When Indira Gandhi’s messenger woke Fakhruddin Ali Ahmed up around midnight of June 25th, 1977, to say there was an “imminent danger to the security of India being threatened by internal disturbances”, he readily signed on the dotted line declaring an Emergency
That controversy reverberated again during the Giani’s’s muted power struggle with the man he had made Prime Minister. Sitting on the other side of a large radio set in Rashtrapati Bhavan he told me once that Indira Gandhi would sit in the very chair I occupied when she visited almost every week to keep him abreast of events. Rajiv hardly ever called and didn’t bother to tell him anything. Those who had access to Rashtrapati Bhavan heard the President say waggishly with a mischievous gleam in his eye and a toss of the turbaned head that he could sack the Prime Minister. Rajiv begged editors to appreciate the difficulty of explaining in Hindi that the Government could not be sacked at whim because it was said to ‘hold office during the pleasure of the President’. Zail Singh’s unprecedented step of in effect killing the Indian Post Office (Amendment) Bill that would have allowed the Government to read private mail had made him popular with the media. Pranab Mukherjee, then President of the short-lived Rashtriya Samajwadi Congress, plunged into the fray. He and Gundu Rao called at Rashtrapati Bhavan with a memorandum against Rajiv Gandhi urging the Giani not to agree to the Bill. According to the President, Mukherjee also addressed a press conference supporting Zail Singh’s reservations.

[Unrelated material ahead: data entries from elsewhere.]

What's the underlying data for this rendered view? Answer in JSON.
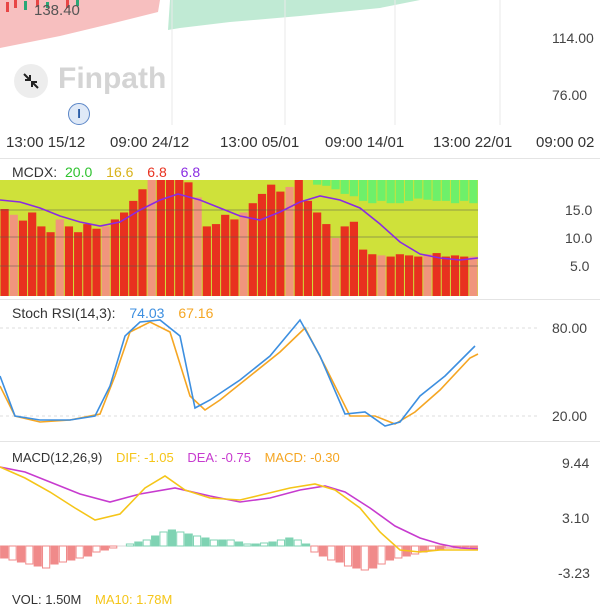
{
  "colors": {
    "up_fill": "#8fd6b3",
    "down_fill": "#f4a3a3",
    "mcdx_red": "#e8311f",
    "mcdx_salmon": "#f0957d",
    "mcdx_yellow": "#cfe13a",
    "mcdx_green": "#6ef06a",
    "mcdx_purple": "#8a2be2",
    "stoch_k": "#3d8fe0",
    "stoch_d": "#f5a623",
    "macd_dif": "#f5c518",
    "macd_dea": "#c73bcf",
    "macd_pos": "#7fd3b3",
    "macd_neg": "#f08a8a"
  },
  "price_pane": {
    "low_price_label": "138.40",
    "axis": [
      "114.00",
      "76.00"
    ]
  },
  "watermark": {
    "brand": "Finpath",
    "icon": "compress-arrows-icon"
  },
  "marker": {
    "label": "I"
  },
  "time_axis": [
    "13:00 15/12",
    "09:00 24/12",
    "13:00 05/01",
    "09:00 14/01",
    "13:00 22/01",
    "09:00 02"
  ],
  "mcdx": {
    "title": "MCDX:",
    "v1": "20.0",
    "v2": "16.6",
    "v3": "6.8",
    "v4": "6.8",
    "axis": [
      "15.0",
      "10.0",
      "5.0"
    ]
  },
  "stoch": {
    "title": "Stoch RSI(14,3):",
    "k": "74.03",
    "d": "67.16",
    "axis": [
      "80.00",
      "20.00"
    ]
  },
  "macd": {
    "title": "MACD(12,26,9)",
    "dif": "DIF: -1.05",
    "dea": "DEA: -0.75",
    "macd": "MACD: -0.30",
    "axis": [
      "9.44",
      "3.10",
      "-3.23"
    ]
  },
  "vol": {
    "title": "VOL: 1.50M",
    "ma": "MA10: 1.78M"
  }
}
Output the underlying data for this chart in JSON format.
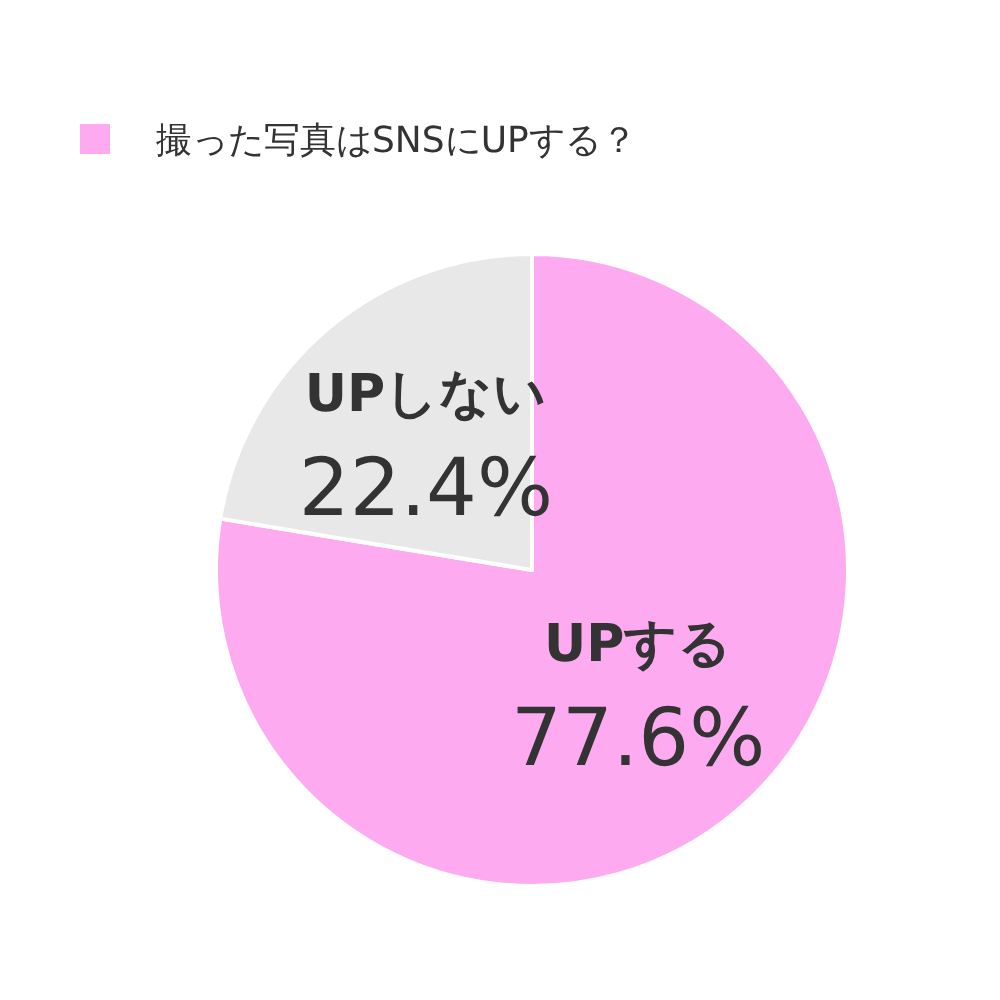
{
  "chart_data": {
    "type": "pie",
    "title": "撮った写真はSNSにUPする？",
    "categories": [
      "UPする",
      "UPしない"
    ],
    "values": [
      77.6,
      22.4
    ],
    "colors": [
      "#fdaaf0",
      "#e8e8e8"
    ],
    "value_labels": [
      "77.6%",
      "22.4%"
    ],
    "legend": false
  }
}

In politics, said Nick Clegg, Britain’s former deputy Prime Minister, on being defeated in the June 8th election, “You live by the sword and you die by the sword.” Defeated Indian politicians don’t die. They appeal to the Supreme Court. Every presidential election, barring those of Sarvepalli Radhakrishnan and Pratibha Patil, has been contested. In theory, it’s a conscience vote without party whips. In practice, it’s a ruthless battle determined by money and lobbying. Not that Kovind’s election is in doubt for despite feverish pledges of consensus, the laurels usually go to the candidate whose sponsors command the greatest resources. But loyalty can’t be taken for granted. That is why strong political parties prefer anonymous candidates. Anonymity means obedience.